Macular degeneration, often called age-related macular degeneration, is the leading cause of vision loss in older Americans. It’s estimated that 6% of people in the US aged 40 and older have some stage of macular degeneration.
Keep reading to find out more about macular degeneration and how you can cope with it:
What Causes Macular Degeneration
Macular degeneration develops when cells in the macula deteriorate. The macula is the small central portion of the retina and it contains most of the eye’s six million cones, which are photoreceptors responsible for color vision and high visual acuity.
While it’s not clear what causes macular degeneration, researchers believe that a combination of genetics and environmental factors are likely at play. Known risk factors include having a history of macular degeneration in the family, high blood pressure, smoking, and being overweight.
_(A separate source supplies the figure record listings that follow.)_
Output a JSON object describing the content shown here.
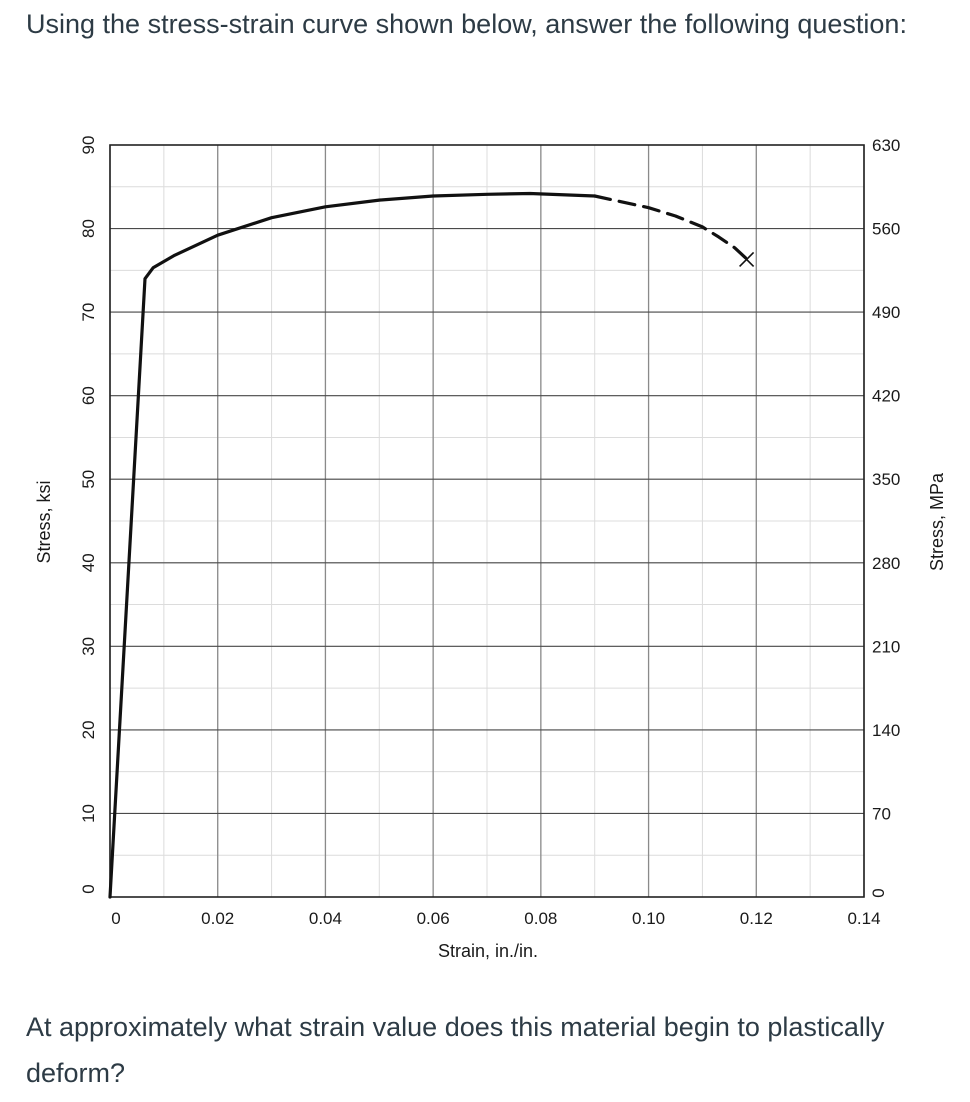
{
  "question": {
    "intro": "Using the stress-strain curve shown below, answer the following question:",
    "prompt": "At approximately what strain value does this material begin to plastically deform?"
  },
  "chart_data": {
    "type": "line",
    "xlabel": "Strain, in./in.",
    "ylabel": "Stress, ksi",
    "y2label": "Stress, MPa",
    "xlim": [
      0,
      0.14
    ],
    "ylim": [
      0,
      90
    ],
    "y2lim": [
      0,
      630
    ],
    "x_ticks": [
      0,
      0.02,
      0.04,
      0.06,
      0.08,
      0.1,
      0.12,
      0.14
    ],
    "x_tick_labels": [
      "0",
      "0.02",
      "0.04",
      "0.06",
      "0.08",
      "0.10",
      "0.12",
      "0.14"
    ],
    "y_ticks": [
      0,
      10,
      20,
      30,
      40,
      50,
      60,
      70,
      80,
      90
    ],
    "y_tick_labels": [
      "0",
      "10",
      "20",
      "30",
      "40",
      "50",
      "60",
      "70",
      "80",
      "90"
    ],
    "y2_ticks": [
      0,
      70,
      140,
      210,
      280,
      350,
      420,
      490,
      560,
      630
    ],
    "y2_tick_labels": [
      "0",
      "70",
      "140",
      "210",
      "280",
      "350",
      "420",
      "490",
      "560",
      "630"
    ],
    "grid": true,
    "series": [
      {
        "style": "solid",
        "x": [
          0,
          0.0065,
          0.008,
          0.012,
          0.02,
          0.03,
          0.04,
          0.05,
          0.06,
          0.07,
          0.078,
          0.09
        ],
        "y": [
          0,
          74,
          75.3,
          76.8,
          79.2,
          81.3,
          82.6,
          83.4,
          83.9,
          84.1,
          84.2,
          83.9
        ]
      },
      {
        "style": "dashed",
        "x": [
          0.09,
          0.1,
          0.105,
          0.11,
          0.113,
          0.116,
          0.118
        ],
        "y": [
          83.9,
          82.5,
          81.5,
          80.2,
          79.0,
          77.7,
          76.5
        ]
      }
    ],
    "fracture_point": {
      "x": 0.1182,
      "y": 76.3,
      "marker": "x"
    }
  }
}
Although most cases of macular degeneration do not cause total blindness, the disease can make everyday activities like reading and recognising faces difficult.
What Are The Symptoms Of Macular Degeneration
Macular degeneration has no symptoms in its early stages, which is why it’s so important to have regular eye exams at least once every year, or even more often if you have risk factors for AMD. As the disease progresses, patients may start to experience:
- Blurry or less clear vision
- Difficulty recognizing faces
- Reduced central vision
- Decreased color brightness
- Loss of color vision
- Difficulty adapting to low light
What Treatments Are Available For Macular Degeneration
As of now, there’s no cure for macular degeneration. However your eye doctor can recommend different treatments to help manage symptoms and slow the progression of this disease. These include:
- Anti-angiogenesis drugs
- Photodynamic laser therapy
- Low vision aids
Treatment is also related to the type of macular degeneration you have – wet AMD or dry AMD.
- Non-exudative Or Dry Macular Degeneration – Is the most common type of AMD. It progresses slowly over many years.
- Exudative Or Wet Macular Degeneration – Approximately 10% of patients diagnosed with AMD have this type. Wet AMD involves the exudation or leakage of fluid and blood from new blood vessels, which leads to retinal damage, detachment, and blindness. Wet AMD is a leading cause of permanent vision loss.
Can Lifestyle Changes Help?
There are certain lifestyle changes that can help to slow down the progression of the disease. These include eating a diet high in antioxidants, quitting smoking, and exercising regularly.
According to a large study, by the National Eye Institute of the National Institutes of Health, certain vitamins and nutrients such as Vitamin C and E , Copper, Zinc, Lutein, and Zeaxanthin may help with macular degeneration, but it does depend on the stage and severity of the disease.
For the best advice regarding macular degeneration it’s recommended that you visit your ophthalmologist at least once every year. Regular eye exams will enable the doctor to detect any macular degeneration signs early on. The sooner these issues are addressed, the less likely they are to cause serious vision problems later on. If you have any family history of macular degeneration, you should be even more mindful about getting regular eye exams.